Jennifer (Ed: not her real name) has asthma and fibromyalgia. Online school is an everyday struggle for her son who has learning disabilities, a seizure disorder, ADHD, anxiety and potentially autism. They tried in-person school, but the lack of COVID precautions made it impossible to stay safe, so now he learns online.

“His LA teacher told him she had over 100 students to look after in multiple grades,” says Jennifer. “And she’s been constantly sick so it takes months to get assignments marked and returned.

“Asking for help might take three days to get a response. They recently hired another teacher and it has improved slightly. But it wasn’t good for months.”

Jennifer says online school is geared towards those who do best by reading and filling out worksheets, but that rarely works for ADHD kids. “He literally needs someone to sit with him and discuss and help constantly,” she says.

It’s been a challenge but Jennifer believes it’s a necessary one.

“I work but we are mainly supported by my husband. If he gets ill, he has no disability insurance. So how do we live? I have fibromyalgia; if I add Long COVID to that, how will I care for my son?” she says.

Plus, she does not want to chance adding cognitive challenges — a potential side effect of COVID — to the neurological challenges her child already experiences.

And she feels lucky that they’re able to do it, recognizing many families cannot. For many families, there simply are no options. Their children need to be in school in order for the parents to work and pay bills.
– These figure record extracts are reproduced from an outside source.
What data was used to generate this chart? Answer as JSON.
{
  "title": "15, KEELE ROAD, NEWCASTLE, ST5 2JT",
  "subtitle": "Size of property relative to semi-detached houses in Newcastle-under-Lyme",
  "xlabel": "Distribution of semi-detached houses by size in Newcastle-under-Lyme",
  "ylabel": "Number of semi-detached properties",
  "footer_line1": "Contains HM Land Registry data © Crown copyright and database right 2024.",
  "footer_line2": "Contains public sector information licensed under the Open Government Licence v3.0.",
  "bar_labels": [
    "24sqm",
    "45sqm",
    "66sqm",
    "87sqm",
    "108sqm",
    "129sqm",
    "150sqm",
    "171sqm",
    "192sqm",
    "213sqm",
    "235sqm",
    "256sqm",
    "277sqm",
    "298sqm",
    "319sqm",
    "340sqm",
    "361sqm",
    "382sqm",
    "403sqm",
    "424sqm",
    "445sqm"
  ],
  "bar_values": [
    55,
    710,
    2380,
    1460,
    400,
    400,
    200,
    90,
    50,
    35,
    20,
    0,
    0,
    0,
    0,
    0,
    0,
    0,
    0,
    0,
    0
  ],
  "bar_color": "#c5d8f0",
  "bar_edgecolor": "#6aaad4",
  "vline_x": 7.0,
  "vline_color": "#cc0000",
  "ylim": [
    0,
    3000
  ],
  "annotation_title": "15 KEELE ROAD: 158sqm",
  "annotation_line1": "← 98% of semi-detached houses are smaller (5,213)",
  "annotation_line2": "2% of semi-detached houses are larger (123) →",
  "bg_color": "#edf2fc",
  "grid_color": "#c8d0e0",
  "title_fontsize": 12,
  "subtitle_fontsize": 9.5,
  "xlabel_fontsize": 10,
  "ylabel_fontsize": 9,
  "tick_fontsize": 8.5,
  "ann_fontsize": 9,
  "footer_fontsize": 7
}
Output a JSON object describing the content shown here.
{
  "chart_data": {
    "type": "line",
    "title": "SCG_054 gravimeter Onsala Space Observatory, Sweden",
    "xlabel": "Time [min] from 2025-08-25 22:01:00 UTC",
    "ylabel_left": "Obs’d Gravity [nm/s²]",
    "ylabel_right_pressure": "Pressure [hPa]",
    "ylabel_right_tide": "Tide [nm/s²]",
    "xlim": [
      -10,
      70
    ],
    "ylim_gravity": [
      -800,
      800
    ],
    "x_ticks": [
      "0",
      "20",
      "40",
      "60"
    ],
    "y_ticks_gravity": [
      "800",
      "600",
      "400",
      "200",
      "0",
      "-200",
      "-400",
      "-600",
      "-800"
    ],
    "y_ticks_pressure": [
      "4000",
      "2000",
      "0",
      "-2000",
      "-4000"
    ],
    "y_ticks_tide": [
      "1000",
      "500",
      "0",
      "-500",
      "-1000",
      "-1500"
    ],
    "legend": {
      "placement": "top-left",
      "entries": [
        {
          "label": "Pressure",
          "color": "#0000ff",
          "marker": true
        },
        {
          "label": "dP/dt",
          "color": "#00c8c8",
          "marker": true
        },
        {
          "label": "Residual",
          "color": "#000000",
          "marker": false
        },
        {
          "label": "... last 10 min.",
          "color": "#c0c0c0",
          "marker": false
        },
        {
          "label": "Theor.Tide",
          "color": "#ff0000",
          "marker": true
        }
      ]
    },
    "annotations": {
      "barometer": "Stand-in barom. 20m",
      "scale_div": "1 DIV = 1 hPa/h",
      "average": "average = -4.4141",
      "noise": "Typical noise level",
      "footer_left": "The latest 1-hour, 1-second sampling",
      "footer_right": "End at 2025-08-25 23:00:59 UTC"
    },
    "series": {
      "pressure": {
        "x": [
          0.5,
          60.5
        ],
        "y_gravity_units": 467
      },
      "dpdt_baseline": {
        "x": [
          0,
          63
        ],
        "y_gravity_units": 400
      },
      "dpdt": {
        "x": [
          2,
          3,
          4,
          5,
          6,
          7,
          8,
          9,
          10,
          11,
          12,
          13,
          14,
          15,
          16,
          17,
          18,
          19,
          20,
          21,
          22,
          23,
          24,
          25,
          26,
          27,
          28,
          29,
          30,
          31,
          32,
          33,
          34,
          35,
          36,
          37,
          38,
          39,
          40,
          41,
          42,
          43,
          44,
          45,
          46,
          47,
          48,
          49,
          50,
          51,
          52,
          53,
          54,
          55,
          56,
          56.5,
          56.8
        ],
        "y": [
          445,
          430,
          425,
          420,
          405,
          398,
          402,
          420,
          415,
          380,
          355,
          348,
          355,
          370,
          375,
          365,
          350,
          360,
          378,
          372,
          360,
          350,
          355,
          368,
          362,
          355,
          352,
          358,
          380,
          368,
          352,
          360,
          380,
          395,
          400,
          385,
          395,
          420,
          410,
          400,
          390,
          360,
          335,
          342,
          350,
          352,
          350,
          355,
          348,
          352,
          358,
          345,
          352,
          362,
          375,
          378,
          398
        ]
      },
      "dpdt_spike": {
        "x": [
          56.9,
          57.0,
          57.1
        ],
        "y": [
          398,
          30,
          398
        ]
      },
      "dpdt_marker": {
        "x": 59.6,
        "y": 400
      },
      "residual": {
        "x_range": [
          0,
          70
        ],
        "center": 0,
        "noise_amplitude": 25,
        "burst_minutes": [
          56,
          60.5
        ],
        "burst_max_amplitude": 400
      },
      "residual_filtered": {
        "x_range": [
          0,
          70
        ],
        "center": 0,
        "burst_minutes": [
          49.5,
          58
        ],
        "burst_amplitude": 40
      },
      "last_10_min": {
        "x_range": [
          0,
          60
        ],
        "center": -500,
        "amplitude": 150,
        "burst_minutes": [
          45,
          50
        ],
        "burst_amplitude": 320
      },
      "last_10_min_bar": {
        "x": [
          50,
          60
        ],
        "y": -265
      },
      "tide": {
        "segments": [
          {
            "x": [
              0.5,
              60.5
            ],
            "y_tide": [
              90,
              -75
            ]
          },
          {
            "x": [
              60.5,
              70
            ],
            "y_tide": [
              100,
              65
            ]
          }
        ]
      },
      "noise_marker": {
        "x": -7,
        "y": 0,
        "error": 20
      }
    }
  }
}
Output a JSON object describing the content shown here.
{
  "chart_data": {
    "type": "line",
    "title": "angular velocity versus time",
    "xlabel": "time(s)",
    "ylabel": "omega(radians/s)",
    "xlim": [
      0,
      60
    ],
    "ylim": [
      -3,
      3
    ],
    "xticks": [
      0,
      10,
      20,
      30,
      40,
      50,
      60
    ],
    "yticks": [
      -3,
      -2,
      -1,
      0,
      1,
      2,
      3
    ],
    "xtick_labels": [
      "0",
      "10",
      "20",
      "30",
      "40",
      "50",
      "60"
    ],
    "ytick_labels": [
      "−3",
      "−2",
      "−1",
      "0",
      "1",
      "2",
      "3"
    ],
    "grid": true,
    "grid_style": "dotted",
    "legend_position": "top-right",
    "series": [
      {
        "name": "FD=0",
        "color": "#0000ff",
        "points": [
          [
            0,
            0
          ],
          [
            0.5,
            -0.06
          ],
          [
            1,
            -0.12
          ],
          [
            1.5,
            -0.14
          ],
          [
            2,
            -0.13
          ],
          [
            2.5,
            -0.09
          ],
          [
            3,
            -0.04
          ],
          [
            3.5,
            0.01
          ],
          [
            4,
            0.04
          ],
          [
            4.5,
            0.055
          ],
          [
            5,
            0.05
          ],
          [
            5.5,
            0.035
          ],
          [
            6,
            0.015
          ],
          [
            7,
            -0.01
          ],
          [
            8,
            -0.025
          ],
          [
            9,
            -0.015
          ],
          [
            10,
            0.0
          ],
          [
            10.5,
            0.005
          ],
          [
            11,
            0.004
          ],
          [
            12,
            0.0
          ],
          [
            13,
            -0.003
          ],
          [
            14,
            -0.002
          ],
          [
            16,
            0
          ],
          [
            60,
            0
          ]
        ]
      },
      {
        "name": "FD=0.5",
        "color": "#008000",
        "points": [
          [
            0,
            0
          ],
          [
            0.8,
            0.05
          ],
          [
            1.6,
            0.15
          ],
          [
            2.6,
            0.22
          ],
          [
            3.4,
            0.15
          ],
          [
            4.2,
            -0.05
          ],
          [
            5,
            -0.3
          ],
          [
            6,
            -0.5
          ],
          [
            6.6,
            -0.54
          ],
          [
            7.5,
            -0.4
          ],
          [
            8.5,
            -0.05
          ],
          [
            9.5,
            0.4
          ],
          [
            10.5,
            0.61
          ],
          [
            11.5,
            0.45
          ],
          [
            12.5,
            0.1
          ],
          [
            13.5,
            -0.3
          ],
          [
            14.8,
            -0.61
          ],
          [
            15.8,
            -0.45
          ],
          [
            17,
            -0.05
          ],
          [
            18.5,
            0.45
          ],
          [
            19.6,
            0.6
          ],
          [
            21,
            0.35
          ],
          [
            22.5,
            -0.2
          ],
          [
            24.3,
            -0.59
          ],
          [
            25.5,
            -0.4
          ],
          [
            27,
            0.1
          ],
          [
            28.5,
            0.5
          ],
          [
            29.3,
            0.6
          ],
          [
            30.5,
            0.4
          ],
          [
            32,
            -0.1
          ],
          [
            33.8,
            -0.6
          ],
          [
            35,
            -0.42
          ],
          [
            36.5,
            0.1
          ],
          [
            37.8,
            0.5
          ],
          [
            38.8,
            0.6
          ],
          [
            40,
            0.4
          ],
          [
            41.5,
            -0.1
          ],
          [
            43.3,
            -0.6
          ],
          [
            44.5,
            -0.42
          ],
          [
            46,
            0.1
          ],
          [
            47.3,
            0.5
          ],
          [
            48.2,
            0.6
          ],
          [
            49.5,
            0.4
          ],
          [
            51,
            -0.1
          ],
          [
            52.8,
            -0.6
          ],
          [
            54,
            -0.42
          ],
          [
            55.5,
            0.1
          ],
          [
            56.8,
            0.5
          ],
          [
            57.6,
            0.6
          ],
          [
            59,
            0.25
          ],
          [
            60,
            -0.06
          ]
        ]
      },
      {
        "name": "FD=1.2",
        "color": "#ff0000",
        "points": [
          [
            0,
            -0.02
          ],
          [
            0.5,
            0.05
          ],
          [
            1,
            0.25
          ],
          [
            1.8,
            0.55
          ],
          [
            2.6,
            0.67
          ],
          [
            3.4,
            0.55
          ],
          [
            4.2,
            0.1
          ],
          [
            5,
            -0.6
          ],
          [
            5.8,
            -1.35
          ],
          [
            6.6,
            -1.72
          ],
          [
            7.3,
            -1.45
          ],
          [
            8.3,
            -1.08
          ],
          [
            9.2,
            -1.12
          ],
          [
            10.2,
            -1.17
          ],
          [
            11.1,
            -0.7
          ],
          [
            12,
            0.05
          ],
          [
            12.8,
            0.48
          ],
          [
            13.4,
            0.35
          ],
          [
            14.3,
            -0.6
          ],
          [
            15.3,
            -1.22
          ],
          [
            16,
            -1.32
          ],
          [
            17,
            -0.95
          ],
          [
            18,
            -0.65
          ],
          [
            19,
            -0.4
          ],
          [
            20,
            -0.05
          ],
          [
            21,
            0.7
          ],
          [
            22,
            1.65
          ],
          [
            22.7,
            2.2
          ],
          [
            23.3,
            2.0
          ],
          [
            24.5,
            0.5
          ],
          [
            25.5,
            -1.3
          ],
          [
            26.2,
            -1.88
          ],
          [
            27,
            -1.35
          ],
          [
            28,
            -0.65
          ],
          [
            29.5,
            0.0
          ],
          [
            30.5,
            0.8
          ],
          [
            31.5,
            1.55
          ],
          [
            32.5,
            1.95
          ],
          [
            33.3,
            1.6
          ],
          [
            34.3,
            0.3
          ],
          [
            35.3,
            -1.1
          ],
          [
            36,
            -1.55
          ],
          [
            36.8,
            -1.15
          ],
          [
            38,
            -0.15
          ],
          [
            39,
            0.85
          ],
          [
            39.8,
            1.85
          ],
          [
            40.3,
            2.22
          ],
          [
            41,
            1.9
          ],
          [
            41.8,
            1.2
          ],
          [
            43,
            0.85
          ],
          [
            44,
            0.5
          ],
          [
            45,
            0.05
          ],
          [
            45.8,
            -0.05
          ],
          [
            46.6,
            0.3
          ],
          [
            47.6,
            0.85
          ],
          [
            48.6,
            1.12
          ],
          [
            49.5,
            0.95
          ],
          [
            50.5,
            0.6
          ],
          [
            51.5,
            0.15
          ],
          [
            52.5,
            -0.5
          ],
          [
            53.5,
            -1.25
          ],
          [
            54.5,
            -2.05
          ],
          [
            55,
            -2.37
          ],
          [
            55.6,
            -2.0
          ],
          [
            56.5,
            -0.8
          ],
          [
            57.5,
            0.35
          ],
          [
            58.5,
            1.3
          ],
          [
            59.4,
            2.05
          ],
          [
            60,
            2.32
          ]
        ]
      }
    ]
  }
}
That is why on a society level, Bakshi and Kimberly would both like to see more changes happen. Bakshi says air purification is a simple thing any building can do, and it’s something with benefits that extend beyond COVID.

“It will help with so many different things like allergies and asthma and other respiratory viruses. So, I think that’s relatively easy and should not be a very polarizing thing,” says Bakshi.

While Kimberly says marginalized individuals have been adversely affected by the pandemic from the beginning, there were some positive programs that gave rise to hope. In 2020, health teams in Alberta went door to door in some of the most badly affected communities. They provided information in the language preferred and handed out supplies like masks and sanitizer, while educating individuals on vaccines and health guidelines.

“Many lives were saved by that campaign I believe. But … where did that momentum and sentiment go?” Especially, she says, when those same communities are being hit now with Long COVID.

Kimberly says COVID really brought ableism to light by highlighting how little Canada has in way of legislation for those with invisible disabilities, including those now battling Long COVID.

That lack of recognition has resulted in all kinds of human rights violations during the pandemic, from unsafe work conditions to staff shortages due to frequent illness and disability to a lack of protection for the elderly and those with health issues.

“We should be looking at the COVID situation and demanding improvements to human rights and disabled legislation,” says Kimberly.